The stable Diffusion model is limited to using 75 tokens in a prompt. (So, it is not the same as 75 words.)
Stable diffusion v1 uses Open AI's ViT-L/14 Clip model. Embedding is a 768-value vector. Each token has its own unique embedding vector. Embedding is fixed by the CLIP model, which is learned during training.
It's because some words are closely related to each other. We want to take advantage of this information. For example, the embeddings of man, gentleman, and guy are nearly identical because they can be used interchangeably. Monet, Manet, and Degas all painted in impressionist styles but in different ways. The names have close but not identical embeddings.
Embedding can trigger a style with a keyword. Embeddings can do magic. Scientists have shown that finding the proper embeddings can trigger arbitrary objects and styles, a fine-tuning technique called textual inversion.
The embedding needs to be further processed by the text transformer before feeding into the noise predictor. The transformer is like a universal adapter for conditioning. In this case, its input is text embedding vectors, but it could as well be something else like class labels, images, and depth maps. The transformer not only further processes the data but also provides a mechanism to include different conditioning modalities.
The output of the text transformer is used multiple times by the noise predictor throughout the U-Net. The U-Net[#Todo] consumes it by a cross-attention mechanism. That's where the prompt meets the image.
Here is an example, the prompt "A man with the blue eye" as an example. Stable Diffusion pairs the two words "blue" and "eyes" together (self-attention within the prompt) so that it generates a man with blue eyes but not a man with a blue shirt. It then uses this information to steer the reverse diffuse towards images containing blue eyes. (cross-attention between the prompt and the image)

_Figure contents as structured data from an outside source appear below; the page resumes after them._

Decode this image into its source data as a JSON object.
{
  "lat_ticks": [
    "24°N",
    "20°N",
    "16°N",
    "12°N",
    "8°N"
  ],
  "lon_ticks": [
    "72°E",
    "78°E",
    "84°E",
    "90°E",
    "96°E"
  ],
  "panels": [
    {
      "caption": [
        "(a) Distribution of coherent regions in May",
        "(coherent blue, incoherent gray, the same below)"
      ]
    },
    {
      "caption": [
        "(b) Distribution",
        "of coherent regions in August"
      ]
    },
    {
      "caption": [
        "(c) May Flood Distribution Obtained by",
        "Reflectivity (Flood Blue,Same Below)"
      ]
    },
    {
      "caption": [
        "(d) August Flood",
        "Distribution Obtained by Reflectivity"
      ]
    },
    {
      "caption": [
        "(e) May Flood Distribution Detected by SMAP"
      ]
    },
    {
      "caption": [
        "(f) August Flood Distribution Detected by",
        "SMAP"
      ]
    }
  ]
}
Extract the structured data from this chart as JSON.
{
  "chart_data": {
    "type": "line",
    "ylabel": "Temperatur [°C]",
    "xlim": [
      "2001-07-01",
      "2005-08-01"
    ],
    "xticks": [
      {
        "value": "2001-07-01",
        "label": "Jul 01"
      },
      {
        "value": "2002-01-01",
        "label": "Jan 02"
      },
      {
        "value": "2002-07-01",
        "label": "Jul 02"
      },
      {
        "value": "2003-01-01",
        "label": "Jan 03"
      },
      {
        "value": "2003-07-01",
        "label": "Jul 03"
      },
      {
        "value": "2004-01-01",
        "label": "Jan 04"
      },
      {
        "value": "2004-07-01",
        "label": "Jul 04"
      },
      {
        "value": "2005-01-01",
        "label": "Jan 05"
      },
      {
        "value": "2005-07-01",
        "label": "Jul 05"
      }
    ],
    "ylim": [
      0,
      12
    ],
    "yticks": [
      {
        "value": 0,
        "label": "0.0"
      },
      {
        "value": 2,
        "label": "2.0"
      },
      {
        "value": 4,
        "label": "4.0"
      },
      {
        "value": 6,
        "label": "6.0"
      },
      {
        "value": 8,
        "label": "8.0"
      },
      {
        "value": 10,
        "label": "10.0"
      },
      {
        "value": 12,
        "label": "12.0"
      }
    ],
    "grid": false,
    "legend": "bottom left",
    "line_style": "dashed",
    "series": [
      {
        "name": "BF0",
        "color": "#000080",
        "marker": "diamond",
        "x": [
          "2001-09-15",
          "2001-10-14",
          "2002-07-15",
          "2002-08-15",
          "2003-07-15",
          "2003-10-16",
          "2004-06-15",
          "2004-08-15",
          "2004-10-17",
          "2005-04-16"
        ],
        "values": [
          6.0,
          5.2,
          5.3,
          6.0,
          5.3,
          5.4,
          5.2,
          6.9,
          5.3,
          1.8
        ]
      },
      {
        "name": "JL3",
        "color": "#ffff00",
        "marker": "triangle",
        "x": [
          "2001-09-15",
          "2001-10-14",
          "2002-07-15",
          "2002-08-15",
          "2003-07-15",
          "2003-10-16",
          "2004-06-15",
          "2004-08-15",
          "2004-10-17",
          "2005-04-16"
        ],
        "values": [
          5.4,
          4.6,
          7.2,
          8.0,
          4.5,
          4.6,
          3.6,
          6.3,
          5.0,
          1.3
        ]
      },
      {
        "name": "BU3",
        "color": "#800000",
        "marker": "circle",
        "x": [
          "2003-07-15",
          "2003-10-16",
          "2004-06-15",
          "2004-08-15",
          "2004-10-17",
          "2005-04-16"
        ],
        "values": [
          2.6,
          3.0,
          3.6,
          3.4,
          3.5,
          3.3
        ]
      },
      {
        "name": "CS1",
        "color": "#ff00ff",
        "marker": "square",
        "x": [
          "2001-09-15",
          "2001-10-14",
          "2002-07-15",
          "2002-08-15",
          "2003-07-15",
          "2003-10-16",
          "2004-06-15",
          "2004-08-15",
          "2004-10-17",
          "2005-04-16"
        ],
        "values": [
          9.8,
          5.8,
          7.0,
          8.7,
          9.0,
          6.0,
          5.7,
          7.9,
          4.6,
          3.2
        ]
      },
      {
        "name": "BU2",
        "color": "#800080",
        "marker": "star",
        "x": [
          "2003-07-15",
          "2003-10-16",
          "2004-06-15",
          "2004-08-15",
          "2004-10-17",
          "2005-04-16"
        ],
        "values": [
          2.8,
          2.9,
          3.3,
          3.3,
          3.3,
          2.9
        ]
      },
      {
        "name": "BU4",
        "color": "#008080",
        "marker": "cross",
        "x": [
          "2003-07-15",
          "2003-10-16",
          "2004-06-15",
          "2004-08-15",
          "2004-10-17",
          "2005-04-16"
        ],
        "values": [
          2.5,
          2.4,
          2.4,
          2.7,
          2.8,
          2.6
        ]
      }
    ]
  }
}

A technique to fine-tune Stable Diffusion models hijacks the cross-attention networks to insert styles. LoRA models modify the weights of the cross-attention module to change styles. The fact that modifying this module alone can fine-tune a Stable Diffusion model tells you how important this module is.
The text prompt is not the only way a Stable Diffusion model can be conditioned. Both a text prompt and a depth image are used to condition the depth-to-image model.
ControlNet conditions the noise predictor with detected outlines, human poses, etc, and achieves excellent controls over image generations.